Eszter’s post on physicists doing social network theory raises the issue of ‘reinventing the wheel’. In this case, the physicists are breathlessly announcing results that sociologists have known about for years.
That’s obviously silly, but I don’t think reinventing the wheel is entirely a bad thing. Whenever I start on a new research topic, I like to spend a bit of time thinking about the issues on the basis of first principles, before I start reading the literature to see what others have done. The benefit of this is not that you’re likely to discover anything fundamentally new, but that it makes it easier to see what is central to the literature and what’s merely the accidental result of its development history (Professor X, the founder of the field, stressed assumption A, so all subsequent writers pay homage to it, and so on). Of course, this is only useful if you can subsequently engage with the existing literature.
My short summary “By all means have a go at reinventing the wheel, but don’t try to patent it[1]”
fn1. Apart from anything else, this guy has already done it
Update As James Farrell reminds me over at my blog, I’m reinventing my own wheel here.
{ 5 comments }
bob 05.20.05 at 10:30 am
A number of years ago Stephen Jay Gould commented that he had had lunch with Feynman, who proceded to tell him a number of results that he had derived in theoretical evolutionary biology. Some of Feynman’s results were quite important, others rather minor, but all of them were already well-known to biologists. Feynman never liked to read what other people had done, he always liked (like John Quiggin, or Fermi for that matter) to derive things from first principles for himself. But he would not have published his results without checking first — in this case with Gould — to see if they were worth publishing!
anonymous 05.20.05 at 11:36 am
Isn’t it odd, though, that no important physics results are ever produced (or perhaps even reproduced) by amateurs from biology or social science? The asymmetry is striking.

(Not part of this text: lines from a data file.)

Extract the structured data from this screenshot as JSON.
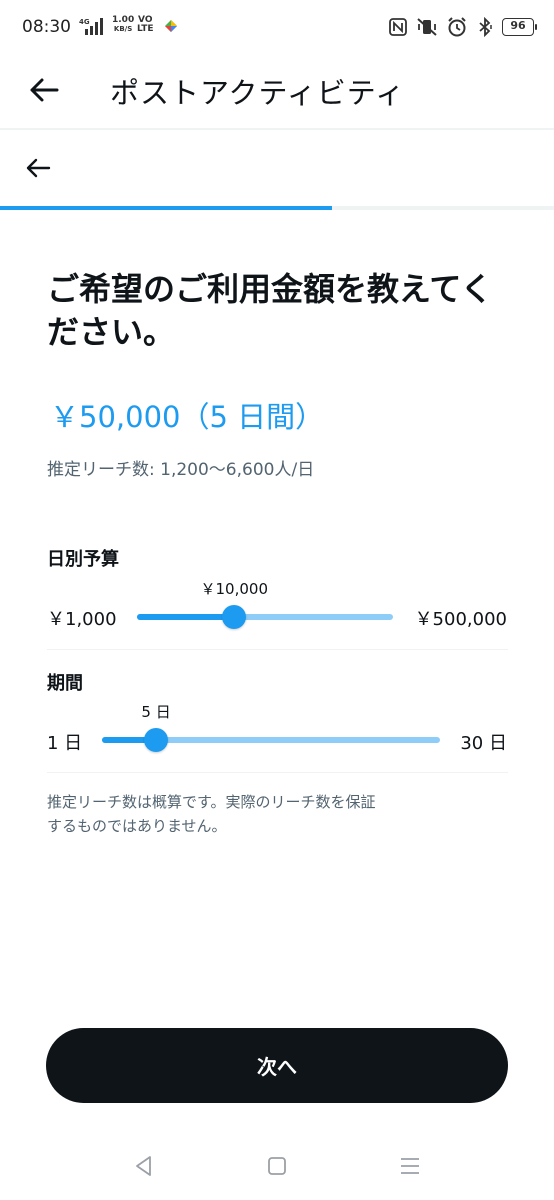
{
  "status_bar": {
    "time": "08:30",
    "network_type": "4G",
    "net_speed_value": "1.00",
    "net_speed_unit": "KB/S",
    "volte_top": "VO",
    "volte_bottom": "LTE",
    "battery": "96"
  },
  "header": {
    "title": "ポストアクティビティ"
  },
  "progress": {
    "fraction": 0.6
  },
  "main": {
    "question": "ご希望のご利用金額を教えてください。",
    "amount": "￥50,000（5 日間）",
    "reach": "推定リーチ数: 1,200〜6,600人/日"
  },
  "daily_budget": {
    "label": "日別予算",
    "min_label": "￥1,000",
    "max_label": "￥500,000",
    "current_label": "￥10,000",
    "position": 0.38
  },
  "duration": {
    "label": "期間",
    "min_label": "1 日",
    "max_label": "30 日",
    "current_label": "5 日",
    "position": 0.16
  },
  "disclaimer": "推定リーチ数は概算です。実際のリーチ数を保証するものではありません。",
  "next_button": {
    "label": "次へ"
  },
  "colors": {
    "accent": "#1d9bf0",
    "accent_light": "#8ecdf8",
    "button_dark": "#0f1419"
  }
}
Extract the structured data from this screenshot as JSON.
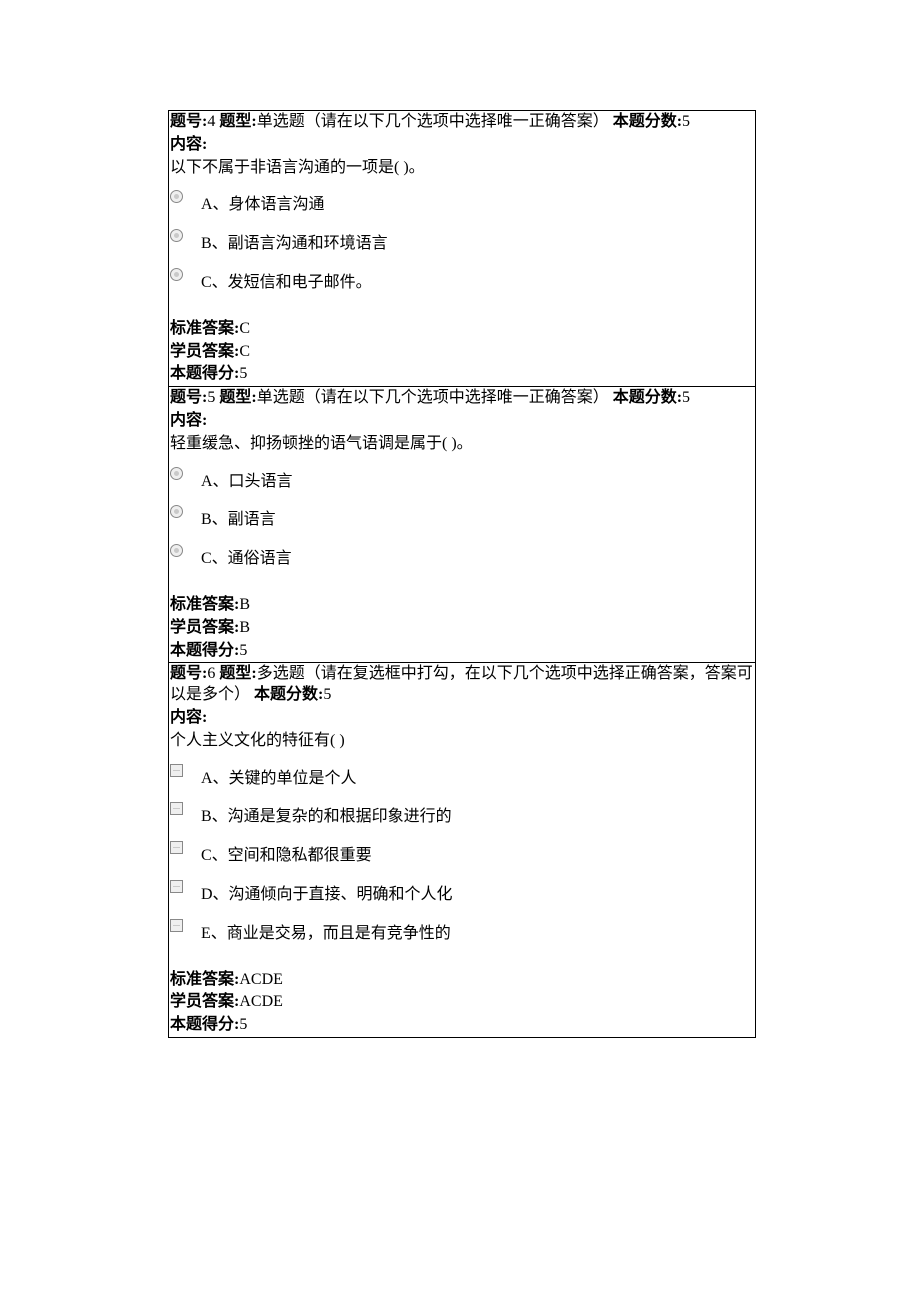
{
  "labels": {
    "qnum_prefix": "题号:",
    "qtype_prefix": " 题型:",
    "qscore_prefix": "  本题分数:",
    "content_label": "内容:",
    "std_answer_label": "标准答案:",
    "stu_answer_label": "学员答案:",
    "got_score_label": "本题得分:"
  },
  "qtypes": {
    "single": "单选题（请在以下几个选项中选择唯一正确答案）",
    "multi": "多选题（请在复选框中打勾，在以下几个选项中选择正确答案，答案可以是多个）"
  },
  "questions": [
    {
      "number": "4",
      "typeKey": "single",
      "score": "5",
      "prompt": "以下不属于非语言沟通的一项是( )。",
      "options": [
        "A、身体语言沟通",
        "B、副语言沟通和环境语言",
        "C、发短信和电子邮件。"
      ],
      "std_answer": "C",
      "stu_answer": "C",
      "got_score": "5",
      "control": "radio"
    },
    {
      "number": "5",
      "typeKey": "single",
      "score": "5",
      "prompt": "轻重缓急、抑扬顿挫的语气语调是属于( )。",
      "options": [
        "A、口头语言",
        "B、副语言",
        "C、通俗语言"
      ],
      "std_answer": "B",
      "stu_answer": "B",
      "got_score": "5",
      "control": "radio"
    },
    {
      "number": "6",
      "typeKey": "multi",
      "score": "5",
      "prompt": "个人主义文化的特征有( )",
      "options": [
        "A、关键的单位是个人",
        "B、沟通是复杂的和根据印象进行的",
        "C、空间和隐私都很重要",
        "D、沟通倾向于直接、明确和个人化",
        "E、商业是交易，而且是有竞争性的"
      ],
      "std_answer": "ACDE",
      "stu_answer": "ACDE",
      "got_score": "5",
      "control": "checkbox"
    }
  ]
}
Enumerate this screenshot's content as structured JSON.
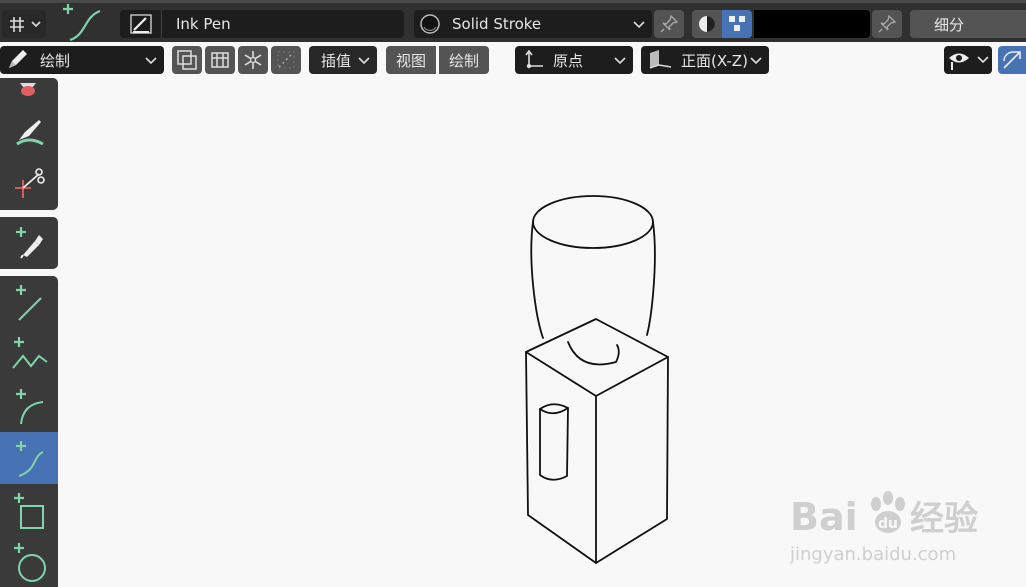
{
  "header": {
    "brush_name": "Ink Pen",
    "stroke_material": "Solid Stroke",
    "subdivide_label": "细分"
  },
  "toolbar": {
    "mode_label": "绘制",
    "interpolate_label": "插值",
    "view_label": "视图",
    "draw_label": "绘制",
    "origin_label": "原点",
    "plane_label": "正面(X-Z)"
  },
  "colors": {
    "header_bg": "#303030",
    "field_bg": "#1d1d1d",
    "active_tool": "#4772b3",
    "accent_green": "#7fd4a8",
    "canvas": "#f8f8f8"
  },
  "sidebar": {
    "tools": [
      {
        "name": "eraser",
        "icon": "eraser-icon"
      },
      {
        "name": "tint",
        "icon": "tint-brush-icon"
      },
      {
        "name": "cutter",
        "icon": "cutter-icon"
      },
      {
        "name": "eyedropper",
        "icon": "eyedropper-icon"
      },
      {
        "name": "line",
        "icon": "line-icon"
      },
      {
        "name": "polyline",
        "icon": "polyline-icon"
      },
      {
        "name": "arc",
        "icon": "arc-icon"
      },
      {
        "name": "curve",
        "icon": "curve-icon",
        "active": true
      },
      {
        "name": "box",
        "icon": "box-icon"
      },
      {
        "name": "circle",
        "icon": "circle-icon"
      }
    ]
  },
  "watermark": {
    "brand_a": "Bai",
    "brand_b": "du",
    "brand_cn": "经验",
    "url": "jingyan.baidu.com"
  }
}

Feynman apparently obtained an important *experimental* result in molecular biology while on “vacation” (sabbatical) in a lab across campus at Caltech. He was also the father of quantum computing and made contributions to parallel computing as a consultant to Thinking Machines.
Wally Gilbert, trained as a theoretical physicist, won the Nobel prize for work in molecular biology and co-founded Biogen. Eric Lander, whose PhD is in math, is head of the Whitehead at MIT and played a leading role in the human genome project. Andrew Yao (PhD, theoretical physics) won the Turing prize in CS. Donald Knuth (of TeX and Art of Computer Programming fame, also a Turing winner) was a Caltech PhD in math, with undergrad degree in physics. There are too many examples of this kind to list…
Some fields attract far more human capital than can be readily deployed. Physics and math are two examples. (A lot of really smart kids want to be the next Einstein or Feynman…) Other disciplines generally benefit from the talent and insights of migrating physicists and mathematicians. Despite the grumbling of insular locals, the benefits to science are unquestionable.
bob 05.20.05 at 3:51 pm
However, chemists have made major contributions to physics: Lars Onsager, for example, or Richard C. Tolman (who switched over completely to cosmology and general relativity; allegedly, having worked on the reaction kinetics of nitrogen oxides — a very messy field — he said that “chemistry is too hard”).
luci phyrr 05.20.05 at 4:27 pm
Yeah, but I’d like to see the average physicist try to complete a standard MBA program!
Seriously though, I once dated a physicist, and was his brain ever HUGE! And boy did he know how to use it!
bob 05.21.05 at 8:35 am
By the way, it is never a good idea to claim that “no important results are ever produced…” by whomever — some historian may just come up with a counterexample! Not quite a counterexample, but the introduction of probability theory into the kinetic theory of gases came by way of the social sciences: Maxwell introduced the “theory of errors” into the kinetic theory of gases, and thus into statistical mechanics, as a direct result of having read John Herschel’s review of Quetelet.